Вообще любое покушение на закрепленное привилегированное положение вызывает реакцию, иной раз ожидаемую, но иногда и парадоксальную. Понятно, что старые феминистские достижения в области права сегодня мало кого волнуют: не видно, чтобы кто-то добивался запрета для женщин участвовать в голосовании, или иметь собственность, или решать самой, за кого выходить замуж и выходить ли вообще, – а ведь когда-то за это бились всерьез. Интереснее, что уже появились инициаторы борьбы с ущемлением прав мужчин: им кажется несправедливым, что служить в армии обязаны только они, как и платить алименты, а вот детей после развода оставляют с матерью, которая имеет право лишить отца возможности видеться с детьми. Пока такие запросы скорей маргинальны, но они уже есть.

Еще одна сфера, где тема «мужского и женского» сегодня оказывается обсуждаемой, – нормативность воспитания детей. Доминирующая идеальная модель семьи из папы, мамы, дочери и сына, где мама и дочка готовят пищу, а папа и сын ходят на рыбалку, – скорей рекламная картинка, чем реальность. Многообразие современных форм семьи приводит к изменению ролей: ребенку, растущему с мамой и бабушкой и видящему то же самое у сверстников, трудно представить себе, что такое отцовская власть, – а ведь на этом понятии многое строилось в старых общественных институтах. Раннее школьное обучение, влияние социальных сетей, переизбыток информации приводят к уменьшению значимости родительского влияния, замену его на влияние сверстников, окружения, в котором ребенок проводит большую часть времени.
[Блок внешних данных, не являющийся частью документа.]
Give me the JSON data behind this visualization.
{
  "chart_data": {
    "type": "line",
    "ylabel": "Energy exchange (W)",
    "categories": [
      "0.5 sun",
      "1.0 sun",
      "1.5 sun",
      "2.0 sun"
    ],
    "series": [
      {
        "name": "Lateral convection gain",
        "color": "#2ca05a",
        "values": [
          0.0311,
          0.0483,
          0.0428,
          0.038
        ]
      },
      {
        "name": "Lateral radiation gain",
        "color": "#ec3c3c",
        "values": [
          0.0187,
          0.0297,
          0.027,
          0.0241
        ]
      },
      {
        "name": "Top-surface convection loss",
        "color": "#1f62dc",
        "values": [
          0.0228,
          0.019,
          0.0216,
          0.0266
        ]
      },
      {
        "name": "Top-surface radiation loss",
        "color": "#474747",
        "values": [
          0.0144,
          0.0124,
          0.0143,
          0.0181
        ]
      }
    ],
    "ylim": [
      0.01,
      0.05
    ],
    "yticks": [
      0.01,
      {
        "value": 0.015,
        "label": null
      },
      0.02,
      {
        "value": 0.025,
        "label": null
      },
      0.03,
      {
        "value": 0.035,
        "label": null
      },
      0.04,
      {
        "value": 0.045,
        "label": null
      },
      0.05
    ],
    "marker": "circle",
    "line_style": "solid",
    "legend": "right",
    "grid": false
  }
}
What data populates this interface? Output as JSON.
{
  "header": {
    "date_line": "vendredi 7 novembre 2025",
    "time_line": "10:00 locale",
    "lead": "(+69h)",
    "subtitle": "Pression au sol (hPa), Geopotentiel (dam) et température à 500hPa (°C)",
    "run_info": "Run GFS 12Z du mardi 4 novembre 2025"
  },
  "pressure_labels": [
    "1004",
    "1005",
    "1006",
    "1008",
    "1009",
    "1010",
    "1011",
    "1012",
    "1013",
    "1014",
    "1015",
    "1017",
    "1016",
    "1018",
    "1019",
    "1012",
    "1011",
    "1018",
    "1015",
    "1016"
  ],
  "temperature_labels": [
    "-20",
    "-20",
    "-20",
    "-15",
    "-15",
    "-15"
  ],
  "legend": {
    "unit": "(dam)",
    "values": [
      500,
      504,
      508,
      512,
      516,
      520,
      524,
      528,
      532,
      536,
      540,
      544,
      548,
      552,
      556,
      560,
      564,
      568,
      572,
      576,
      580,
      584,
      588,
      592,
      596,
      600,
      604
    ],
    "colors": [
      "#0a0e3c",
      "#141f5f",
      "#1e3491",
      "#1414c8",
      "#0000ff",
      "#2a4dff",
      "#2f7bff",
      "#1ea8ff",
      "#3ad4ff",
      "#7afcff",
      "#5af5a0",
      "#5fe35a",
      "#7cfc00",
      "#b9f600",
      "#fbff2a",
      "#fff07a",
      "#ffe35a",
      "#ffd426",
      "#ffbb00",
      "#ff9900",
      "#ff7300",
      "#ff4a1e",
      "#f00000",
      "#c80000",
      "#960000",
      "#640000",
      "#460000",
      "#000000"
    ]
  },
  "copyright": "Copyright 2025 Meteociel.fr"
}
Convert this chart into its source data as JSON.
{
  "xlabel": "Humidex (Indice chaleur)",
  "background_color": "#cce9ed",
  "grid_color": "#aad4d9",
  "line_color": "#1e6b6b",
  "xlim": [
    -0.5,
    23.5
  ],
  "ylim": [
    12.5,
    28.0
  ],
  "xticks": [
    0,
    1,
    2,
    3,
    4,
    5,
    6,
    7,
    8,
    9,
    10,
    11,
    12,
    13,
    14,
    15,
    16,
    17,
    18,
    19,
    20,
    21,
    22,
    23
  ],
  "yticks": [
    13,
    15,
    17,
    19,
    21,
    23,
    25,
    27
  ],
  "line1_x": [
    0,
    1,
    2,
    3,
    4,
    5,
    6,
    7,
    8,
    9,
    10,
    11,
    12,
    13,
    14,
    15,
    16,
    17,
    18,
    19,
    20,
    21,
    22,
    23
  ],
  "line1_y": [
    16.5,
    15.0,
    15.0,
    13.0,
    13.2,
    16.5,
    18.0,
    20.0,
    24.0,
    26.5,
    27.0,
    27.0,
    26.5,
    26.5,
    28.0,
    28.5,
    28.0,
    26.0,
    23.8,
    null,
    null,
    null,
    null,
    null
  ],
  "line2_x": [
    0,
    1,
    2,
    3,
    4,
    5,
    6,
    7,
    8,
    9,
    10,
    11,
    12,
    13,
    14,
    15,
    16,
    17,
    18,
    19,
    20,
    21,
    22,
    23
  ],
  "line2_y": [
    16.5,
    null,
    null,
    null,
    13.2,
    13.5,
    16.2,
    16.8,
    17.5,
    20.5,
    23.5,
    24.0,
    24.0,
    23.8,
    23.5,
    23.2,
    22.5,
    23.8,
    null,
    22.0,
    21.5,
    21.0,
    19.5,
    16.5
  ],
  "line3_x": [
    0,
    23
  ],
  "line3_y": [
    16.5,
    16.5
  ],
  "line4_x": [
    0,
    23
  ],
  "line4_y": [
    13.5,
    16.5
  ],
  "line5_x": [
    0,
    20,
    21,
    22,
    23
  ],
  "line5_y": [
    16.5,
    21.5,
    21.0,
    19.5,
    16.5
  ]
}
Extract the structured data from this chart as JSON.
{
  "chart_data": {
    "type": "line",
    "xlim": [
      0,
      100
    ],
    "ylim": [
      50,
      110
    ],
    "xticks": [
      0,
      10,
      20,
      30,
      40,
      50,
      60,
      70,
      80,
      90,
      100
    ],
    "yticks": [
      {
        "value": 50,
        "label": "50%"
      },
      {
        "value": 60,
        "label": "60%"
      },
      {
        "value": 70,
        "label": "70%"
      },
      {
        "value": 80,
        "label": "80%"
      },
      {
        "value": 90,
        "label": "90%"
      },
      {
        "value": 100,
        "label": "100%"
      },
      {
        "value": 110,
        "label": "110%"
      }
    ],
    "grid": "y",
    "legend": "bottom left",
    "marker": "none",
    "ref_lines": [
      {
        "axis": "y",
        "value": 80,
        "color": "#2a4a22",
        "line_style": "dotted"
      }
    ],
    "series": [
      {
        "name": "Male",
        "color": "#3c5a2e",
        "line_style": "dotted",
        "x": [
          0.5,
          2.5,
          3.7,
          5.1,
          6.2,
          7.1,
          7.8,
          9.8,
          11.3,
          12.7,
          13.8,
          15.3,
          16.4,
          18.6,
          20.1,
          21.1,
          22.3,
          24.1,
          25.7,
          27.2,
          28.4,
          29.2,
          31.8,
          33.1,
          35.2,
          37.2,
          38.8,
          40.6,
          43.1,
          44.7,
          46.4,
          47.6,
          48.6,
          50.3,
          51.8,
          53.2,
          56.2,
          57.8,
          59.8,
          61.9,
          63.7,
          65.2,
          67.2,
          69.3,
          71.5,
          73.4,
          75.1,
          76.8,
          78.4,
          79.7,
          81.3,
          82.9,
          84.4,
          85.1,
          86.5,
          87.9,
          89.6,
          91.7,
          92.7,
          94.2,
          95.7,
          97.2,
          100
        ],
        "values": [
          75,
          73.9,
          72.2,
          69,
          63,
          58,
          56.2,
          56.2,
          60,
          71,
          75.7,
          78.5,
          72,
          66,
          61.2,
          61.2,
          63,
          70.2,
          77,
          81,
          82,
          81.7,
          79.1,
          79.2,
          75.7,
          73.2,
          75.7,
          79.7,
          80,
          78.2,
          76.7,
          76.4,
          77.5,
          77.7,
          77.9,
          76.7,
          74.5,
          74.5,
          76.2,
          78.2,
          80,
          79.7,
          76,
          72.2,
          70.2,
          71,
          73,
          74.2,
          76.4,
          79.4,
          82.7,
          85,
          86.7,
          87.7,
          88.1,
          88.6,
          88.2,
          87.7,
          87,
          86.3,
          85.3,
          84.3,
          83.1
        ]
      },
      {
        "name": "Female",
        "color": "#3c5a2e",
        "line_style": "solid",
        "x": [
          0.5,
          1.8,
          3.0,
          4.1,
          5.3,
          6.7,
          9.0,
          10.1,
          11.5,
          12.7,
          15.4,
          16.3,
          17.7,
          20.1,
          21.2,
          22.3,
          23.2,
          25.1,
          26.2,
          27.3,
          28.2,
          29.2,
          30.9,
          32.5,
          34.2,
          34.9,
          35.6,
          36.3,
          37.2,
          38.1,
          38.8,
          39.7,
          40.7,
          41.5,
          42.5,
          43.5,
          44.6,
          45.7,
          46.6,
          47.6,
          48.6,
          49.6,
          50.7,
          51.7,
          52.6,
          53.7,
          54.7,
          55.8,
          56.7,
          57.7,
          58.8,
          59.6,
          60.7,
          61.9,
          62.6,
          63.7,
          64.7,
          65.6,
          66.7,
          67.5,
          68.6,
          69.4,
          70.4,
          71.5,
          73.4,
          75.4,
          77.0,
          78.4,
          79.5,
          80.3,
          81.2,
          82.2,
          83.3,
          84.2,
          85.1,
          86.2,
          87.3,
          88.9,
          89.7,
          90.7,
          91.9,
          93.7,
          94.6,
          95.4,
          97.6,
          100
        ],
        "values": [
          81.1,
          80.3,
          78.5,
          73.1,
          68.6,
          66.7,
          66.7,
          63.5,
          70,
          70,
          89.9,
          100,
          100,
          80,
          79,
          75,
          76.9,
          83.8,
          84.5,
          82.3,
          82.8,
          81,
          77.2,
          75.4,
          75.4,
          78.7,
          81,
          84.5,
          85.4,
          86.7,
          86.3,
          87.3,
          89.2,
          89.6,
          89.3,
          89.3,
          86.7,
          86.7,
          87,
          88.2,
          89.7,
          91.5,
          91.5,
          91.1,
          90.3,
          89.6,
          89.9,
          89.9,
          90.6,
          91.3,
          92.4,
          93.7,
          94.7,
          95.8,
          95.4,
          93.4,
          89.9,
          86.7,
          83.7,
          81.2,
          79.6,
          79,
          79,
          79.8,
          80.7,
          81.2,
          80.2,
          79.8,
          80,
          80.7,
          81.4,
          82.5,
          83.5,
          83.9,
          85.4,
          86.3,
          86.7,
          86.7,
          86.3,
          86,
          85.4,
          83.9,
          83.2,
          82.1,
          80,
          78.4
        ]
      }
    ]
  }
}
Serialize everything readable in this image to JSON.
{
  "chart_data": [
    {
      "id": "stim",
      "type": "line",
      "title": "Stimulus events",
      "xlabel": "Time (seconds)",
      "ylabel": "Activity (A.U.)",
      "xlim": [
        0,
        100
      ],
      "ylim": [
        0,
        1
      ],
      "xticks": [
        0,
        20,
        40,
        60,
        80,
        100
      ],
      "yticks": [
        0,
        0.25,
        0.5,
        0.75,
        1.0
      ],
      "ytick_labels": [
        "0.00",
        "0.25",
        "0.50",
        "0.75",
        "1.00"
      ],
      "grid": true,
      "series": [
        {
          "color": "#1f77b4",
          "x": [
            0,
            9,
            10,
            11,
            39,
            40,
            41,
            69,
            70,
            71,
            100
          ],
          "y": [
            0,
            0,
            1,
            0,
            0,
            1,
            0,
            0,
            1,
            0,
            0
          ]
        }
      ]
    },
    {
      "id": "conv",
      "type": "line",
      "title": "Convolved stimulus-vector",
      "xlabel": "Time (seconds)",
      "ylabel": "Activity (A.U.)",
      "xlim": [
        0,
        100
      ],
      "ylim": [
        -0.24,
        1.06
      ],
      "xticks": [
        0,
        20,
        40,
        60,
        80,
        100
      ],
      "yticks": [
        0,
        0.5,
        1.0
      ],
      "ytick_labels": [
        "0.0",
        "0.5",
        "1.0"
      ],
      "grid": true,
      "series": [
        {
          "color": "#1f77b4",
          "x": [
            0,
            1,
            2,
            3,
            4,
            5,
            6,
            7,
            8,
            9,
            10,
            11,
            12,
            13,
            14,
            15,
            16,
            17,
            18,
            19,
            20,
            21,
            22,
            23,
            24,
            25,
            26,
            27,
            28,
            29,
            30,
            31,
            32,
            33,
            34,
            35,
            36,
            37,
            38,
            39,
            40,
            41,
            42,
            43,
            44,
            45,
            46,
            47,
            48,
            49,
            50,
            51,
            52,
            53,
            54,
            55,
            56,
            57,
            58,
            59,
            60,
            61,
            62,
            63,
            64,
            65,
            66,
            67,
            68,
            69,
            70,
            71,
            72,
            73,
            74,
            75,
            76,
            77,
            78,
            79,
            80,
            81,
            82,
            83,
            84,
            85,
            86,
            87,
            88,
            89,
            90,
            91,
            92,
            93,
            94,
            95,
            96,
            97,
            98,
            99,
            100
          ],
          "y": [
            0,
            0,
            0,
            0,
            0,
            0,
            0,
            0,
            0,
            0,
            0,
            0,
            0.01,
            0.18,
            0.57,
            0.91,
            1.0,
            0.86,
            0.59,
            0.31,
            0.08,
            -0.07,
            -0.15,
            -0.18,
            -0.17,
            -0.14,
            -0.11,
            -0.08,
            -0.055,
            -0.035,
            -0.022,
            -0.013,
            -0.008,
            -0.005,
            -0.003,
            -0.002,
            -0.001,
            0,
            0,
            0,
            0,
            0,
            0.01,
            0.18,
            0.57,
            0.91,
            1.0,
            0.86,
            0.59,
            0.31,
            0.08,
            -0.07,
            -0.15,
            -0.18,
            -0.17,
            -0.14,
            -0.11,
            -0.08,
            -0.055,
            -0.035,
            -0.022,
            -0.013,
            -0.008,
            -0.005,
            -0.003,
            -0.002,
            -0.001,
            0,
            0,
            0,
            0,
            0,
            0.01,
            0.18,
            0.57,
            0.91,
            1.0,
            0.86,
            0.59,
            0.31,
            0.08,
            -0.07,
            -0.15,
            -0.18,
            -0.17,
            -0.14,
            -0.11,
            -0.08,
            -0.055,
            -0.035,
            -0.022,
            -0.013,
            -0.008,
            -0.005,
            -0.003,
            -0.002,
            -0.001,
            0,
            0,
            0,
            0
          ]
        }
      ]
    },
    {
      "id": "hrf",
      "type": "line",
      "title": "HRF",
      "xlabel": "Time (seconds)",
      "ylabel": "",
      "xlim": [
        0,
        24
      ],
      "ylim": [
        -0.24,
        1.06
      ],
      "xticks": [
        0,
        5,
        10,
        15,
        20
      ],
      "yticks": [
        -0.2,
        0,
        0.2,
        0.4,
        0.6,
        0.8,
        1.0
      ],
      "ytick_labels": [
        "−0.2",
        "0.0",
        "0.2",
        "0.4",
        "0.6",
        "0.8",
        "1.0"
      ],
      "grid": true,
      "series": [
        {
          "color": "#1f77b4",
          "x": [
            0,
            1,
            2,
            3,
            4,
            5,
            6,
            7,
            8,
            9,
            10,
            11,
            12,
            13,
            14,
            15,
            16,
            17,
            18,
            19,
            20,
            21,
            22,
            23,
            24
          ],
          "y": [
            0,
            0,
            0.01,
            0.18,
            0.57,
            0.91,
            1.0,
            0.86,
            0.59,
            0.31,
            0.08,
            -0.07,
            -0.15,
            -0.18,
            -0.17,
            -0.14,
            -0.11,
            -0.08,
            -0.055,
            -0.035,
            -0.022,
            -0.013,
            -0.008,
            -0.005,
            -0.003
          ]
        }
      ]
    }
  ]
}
Кстати о значении ранней профессионализации: до сих пор в нашей стране профессии отчетливо гендерно ориентированы – в гуманитарные области идут в основном девочки, в программисты и технари – мальчики. Но связано это вовсе не с тем, что один лучше считают, а другие лучше чувствуют, а с давней традицией военных кафедр в вузах, распределения бюджетов в сторону военных и силовых структур, а также того самого запрета на эмоции для настоящих мужчин.

Сегодня в театрах, концертных залах, музеях до 80% посетителей – женщины. Учителя и психологи, врачи и соцработники – женщины. Мужские сообщества – армия, полиция, пожарные, дальнобойщики, строители, водители, охранники. А теперь давайте посмотрим, кто у нас в правительстве. И мы удивляемся, что бюджет на науку, культуру и медицину сокращается, а на оборону растет?

Гендер не в головах, он в государственных структурах, в системе экономики, в распределении и совокупности привилегий. Общество перестраивается, процесс этот не прост и не быстр, но неизбежен. Маскулинный гегемонизм мешает не женщинам, он мешает всем, и мужчинам не меньше, чем женщинам, так как не соответствует устройству того мира, в котором мы живем.